Despite all this activity, my father continued to make time for me, ensuring that I understood the world in a moral sense and that I knew that I would always come first in his life.
In May 1944, just a few months before the Liberation, a midnight raid by the Gestapo found fourteen Jewish families in our cellars, including my best friends Sara and Marianne. I never saw them again, but was later to discover that they and all their families were dead, some shot while trying to escape the camp at Drancy, others gassed in Auschwitz.
The Gestapo seized our home, had my father arrested by the local police, and I was sent to Tante Cecile in the city. I did not see my father again for six months, but prayed every night for his safe return. I do not remember most of these events and it shames me a little that I do not, but I can visualize the story as it was retold to me by those who were old enough to understand what was happening.

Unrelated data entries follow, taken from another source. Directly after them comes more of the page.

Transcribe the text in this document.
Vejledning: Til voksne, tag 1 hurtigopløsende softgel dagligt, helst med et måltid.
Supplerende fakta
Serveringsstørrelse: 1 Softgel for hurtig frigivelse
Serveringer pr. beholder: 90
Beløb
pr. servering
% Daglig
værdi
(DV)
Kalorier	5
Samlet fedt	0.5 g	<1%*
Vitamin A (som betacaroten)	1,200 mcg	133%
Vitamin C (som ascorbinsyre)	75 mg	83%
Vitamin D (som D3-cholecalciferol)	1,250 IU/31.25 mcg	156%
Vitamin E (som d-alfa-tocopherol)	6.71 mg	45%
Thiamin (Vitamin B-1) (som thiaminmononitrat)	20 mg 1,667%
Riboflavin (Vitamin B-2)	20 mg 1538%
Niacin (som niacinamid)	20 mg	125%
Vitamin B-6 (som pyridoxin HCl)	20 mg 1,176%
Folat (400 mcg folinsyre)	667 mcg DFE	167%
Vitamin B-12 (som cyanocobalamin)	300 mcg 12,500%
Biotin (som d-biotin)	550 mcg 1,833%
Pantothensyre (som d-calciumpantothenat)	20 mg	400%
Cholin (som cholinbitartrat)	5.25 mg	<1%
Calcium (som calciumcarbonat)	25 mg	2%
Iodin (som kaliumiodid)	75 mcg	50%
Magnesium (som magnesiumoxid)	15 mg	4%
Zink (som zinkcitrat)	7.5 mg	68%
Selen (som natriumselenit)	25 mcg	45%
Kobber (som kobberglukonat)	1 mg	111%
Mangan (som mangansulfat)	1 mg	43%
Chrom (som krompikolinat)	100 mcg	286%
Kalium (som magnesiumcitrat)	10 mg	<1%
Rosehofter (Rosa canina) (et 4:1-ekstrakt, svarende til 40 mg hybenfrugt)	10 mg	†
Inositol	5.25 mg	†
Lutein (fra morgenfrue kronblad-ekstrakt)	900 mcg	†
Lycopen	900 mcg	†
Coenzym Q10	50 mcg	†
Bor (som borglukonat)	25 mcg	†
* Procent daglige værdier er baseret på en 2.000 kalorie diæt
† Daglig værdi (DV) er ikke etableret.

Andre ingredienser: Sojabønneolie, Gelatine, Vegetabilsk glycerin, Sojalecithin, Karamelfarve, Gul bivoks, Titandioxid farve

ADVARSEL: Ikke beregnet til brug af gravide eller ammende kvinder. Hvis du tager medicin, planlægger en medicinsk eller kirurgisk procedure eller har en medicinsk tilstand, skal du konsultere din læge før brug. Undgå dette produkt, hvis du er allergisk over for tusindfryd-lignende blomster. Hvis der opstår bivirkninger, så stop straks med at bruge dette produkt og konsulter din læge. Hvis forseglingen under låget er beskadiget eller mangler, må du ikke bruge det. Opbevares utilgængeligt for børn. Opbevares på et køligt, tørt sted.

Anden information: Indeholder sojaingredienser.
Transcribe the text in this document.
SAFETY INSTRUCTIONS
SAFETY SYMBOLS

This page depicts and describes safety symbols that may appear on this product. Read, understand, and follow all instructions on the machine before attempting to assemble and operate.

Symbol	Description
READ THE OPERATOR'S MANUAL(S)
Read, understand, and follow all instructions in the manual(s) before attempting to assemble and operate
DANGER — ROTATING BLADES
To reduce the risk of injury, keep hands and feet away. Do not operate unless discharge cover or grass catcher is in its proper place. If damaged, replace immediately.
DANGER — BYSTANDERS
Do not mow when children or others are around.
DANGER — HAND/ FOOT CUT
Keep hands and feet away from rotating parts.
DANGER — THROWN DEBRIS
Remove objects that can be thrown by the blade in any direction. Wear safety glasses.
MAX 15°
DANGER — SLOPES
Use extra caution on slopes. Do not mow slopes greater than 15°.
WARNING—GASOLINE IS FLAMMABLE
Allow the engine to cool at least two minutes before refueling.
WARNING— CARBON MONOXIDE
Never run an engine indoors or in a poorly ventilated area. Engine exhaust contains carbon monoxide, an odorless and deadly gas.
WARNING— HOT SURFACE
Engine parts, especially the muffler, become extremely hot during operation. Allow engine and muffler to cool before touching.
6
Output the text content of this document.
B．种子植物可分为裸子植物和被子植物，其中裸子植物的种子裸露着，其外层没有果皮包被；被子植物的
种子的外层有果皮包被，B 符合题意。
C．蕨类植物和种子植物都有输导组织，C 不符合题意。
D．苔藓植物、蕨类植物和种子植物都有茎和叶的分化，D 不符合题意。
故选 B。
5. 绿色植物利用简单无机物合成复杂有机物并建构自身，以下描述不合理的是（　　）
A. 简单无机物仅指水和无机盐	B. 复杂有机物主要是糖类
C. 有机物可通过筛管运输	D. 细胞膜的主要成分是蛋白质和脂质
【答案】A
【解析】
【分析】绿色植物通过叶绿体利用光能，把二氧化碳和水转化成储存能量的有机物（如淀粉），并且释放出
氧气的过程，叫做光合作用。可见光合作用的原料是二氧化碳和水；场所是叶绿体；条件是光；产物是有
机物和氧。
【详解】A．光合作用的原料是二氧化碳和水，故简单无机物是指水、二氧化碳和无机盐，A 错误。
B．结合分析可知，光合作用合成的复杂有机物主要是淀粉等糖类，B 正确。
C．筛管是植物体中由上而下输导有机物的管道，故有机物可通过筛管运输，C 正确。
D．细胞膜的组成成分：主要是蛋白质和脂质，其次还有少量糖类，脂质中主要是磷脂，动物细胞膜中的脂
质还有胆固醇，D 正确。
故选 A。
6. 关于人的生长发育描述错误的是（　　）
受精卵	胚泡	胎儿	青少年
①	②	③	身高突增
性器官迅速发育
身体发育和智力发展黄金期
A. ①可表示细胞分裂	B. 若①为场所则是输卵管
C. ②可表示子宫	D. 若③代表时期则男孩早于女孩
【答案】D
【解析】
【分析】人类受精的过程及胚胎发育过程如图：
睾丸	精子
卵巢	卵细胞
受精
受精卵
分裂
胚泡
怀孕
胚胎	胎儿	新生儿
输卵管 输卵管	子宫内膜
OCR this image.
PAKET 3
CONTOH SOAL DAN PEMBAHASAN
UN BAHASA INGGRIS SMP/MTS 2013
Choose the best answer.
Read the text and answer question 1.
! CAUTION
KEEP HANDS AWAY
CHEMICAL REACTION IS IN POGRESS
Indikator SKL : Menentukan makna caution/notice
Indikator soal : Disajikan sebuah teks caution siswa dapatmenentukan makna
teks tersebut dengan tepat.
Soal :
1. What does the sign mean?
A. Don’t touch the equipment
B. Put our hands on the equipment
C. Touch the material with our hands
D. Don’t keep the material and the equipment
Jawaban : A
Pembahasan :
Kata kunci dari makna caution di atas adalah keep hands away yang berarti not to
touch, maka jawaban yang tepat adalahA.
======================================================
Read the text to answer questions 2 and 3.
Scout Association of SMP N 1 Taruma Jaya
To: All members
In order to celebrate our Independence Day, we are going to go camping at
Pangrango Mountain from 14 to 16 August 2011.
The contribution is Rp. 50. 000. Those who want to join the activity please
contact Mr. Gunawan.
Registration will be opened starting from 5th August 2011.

We were reunited for Christmas after the Liberation back at Château d’Aigse, but it was barely recognizable as the grand home it had once been. The house had been stripped to its bones: no rugs, paintings, furniture, or bedding. Floorboards had been used as firewood. It was the first time I saw my father cry. Whatever they had done to him in prison had broken him. He was just forty-eight years old.
Many years later, I wanted him to get a typewriter and modernize our archaic filing system, as it would be easier than filling out the old ledgers we used for the administration of the farm. Papa’s refusal was instant and ferocious, and it was only then he told me that while in prison he had been forced to type up deportation orders. He had told nobody, and despite his heroics, he felt nothing but shame. I think it an honorable thing not to visit your horror upon those that you love, but I suspect that the pain of keeping it inside must also cause a lesion to the soul. It was known that when the Gestapo realized they were on the verge of defeat, they became particularly vicious.